My prodigiously prolific project management peers have several deliciously witty answers to the question; “what provides a project manager with the panache needed to stand strong in tough situations?” yet, none walked away with the text book answer. A textbook answer is. . . . (can you hear the drum roll crescendo?)
• Context in which project conversations occur
• Culture in which projects are completed
Why do these two factors what help us project managers grow into our well deserved swagger – our panache?
• Context flexibility is adapting responses to environments – formal conference room or informal team conversations. This is the WHAT & WHY of how we communicate.
• Cultural awareness is acknowledging nonverbal’s could be different for gender or culture. This may modify the WHAT.
Don’t worry, my panachious peers will get their day in court in future blogs as they had very swell and street smart answers. But for today, the text book answer rules as I have the blogs’ administrator password. So let me explain the WHAT and WHY further according to Dr.

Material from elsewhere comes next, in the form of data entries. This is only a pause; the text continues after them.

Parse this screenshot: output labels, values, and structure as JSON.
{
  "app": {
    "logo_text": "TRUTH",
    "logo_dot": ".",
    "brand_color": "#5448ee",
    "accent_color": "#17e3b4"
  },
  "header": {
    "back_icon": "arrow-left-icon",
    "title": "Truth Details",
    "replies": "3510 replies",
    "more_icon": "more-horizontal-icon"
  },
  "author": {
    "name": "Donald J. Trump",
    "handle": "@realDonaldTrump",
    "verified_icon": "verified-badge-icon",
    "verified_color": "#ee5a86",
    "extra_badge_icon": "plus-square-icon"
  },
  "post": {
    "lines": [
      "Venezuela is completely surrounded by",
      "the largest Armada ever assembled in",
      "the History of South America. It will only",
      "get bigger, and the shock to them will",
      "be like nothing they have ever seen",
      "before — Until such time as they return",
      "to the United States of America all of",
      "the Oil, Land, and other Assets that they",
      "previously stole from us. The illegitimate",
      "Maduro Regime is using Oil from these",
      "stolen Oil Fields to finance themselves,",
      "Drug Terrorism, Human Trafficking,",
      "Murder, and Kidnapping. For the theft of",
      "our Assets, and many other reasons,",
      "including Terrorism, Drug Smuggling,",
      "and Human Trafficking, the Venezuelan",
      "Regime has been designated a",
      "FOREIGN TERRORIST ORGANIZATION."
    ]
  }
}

Kevin Hogan, author and consultant in body language and how to understand peoples intentions and predict conversation outcomes.
• What: This is the event. Eyeballs are staring at you as you explain to senior leadership the Chaos Reports’ impact on your project.
• Why: This is why they are there and their alternatives. Do they understand their motives e.g., how the project will further their department goals or how the Chaos Report findings may jeopardize their career? Are there better uses of their time or funding dollars?
If your project overview doesn’t further their “why” their body language will leak their discomfort and then you dump more information on them without realizing that they don’t need information but clarification of why its important. Their discomfort gets worse. Ya know; twitchy stuff, stammering stuff, withdrawing behavior or curt language choices that question your logic. Let me explain according to Dr. Hogan the steps taken to resolve the situation:
1. Confusion about you and uncertainty about what will happen.
2. Looking for other information either in the PowerPoint or in your body language or you reading them hiding their chin behind their hand.
3. Not finding the information and having a negative reaction to you. Ouch!
So, what do you do? I tend to pose questions that start to address the whys of their attending vs blowing off the meeting or even worse, dismissing me. Examples:
• This project is important because …
• We funded this project too improve….
• A user told me the other day that when this feature is implemented it will improve…
Are you a project manager or a sales person? Yes! I mean both. I tend to address the unspoken motivation to make their why more obvious. So I encourage you to move away from status meetings that are data dumps and provide quick snippets of why the project was launched and early signs that benefits can be gained.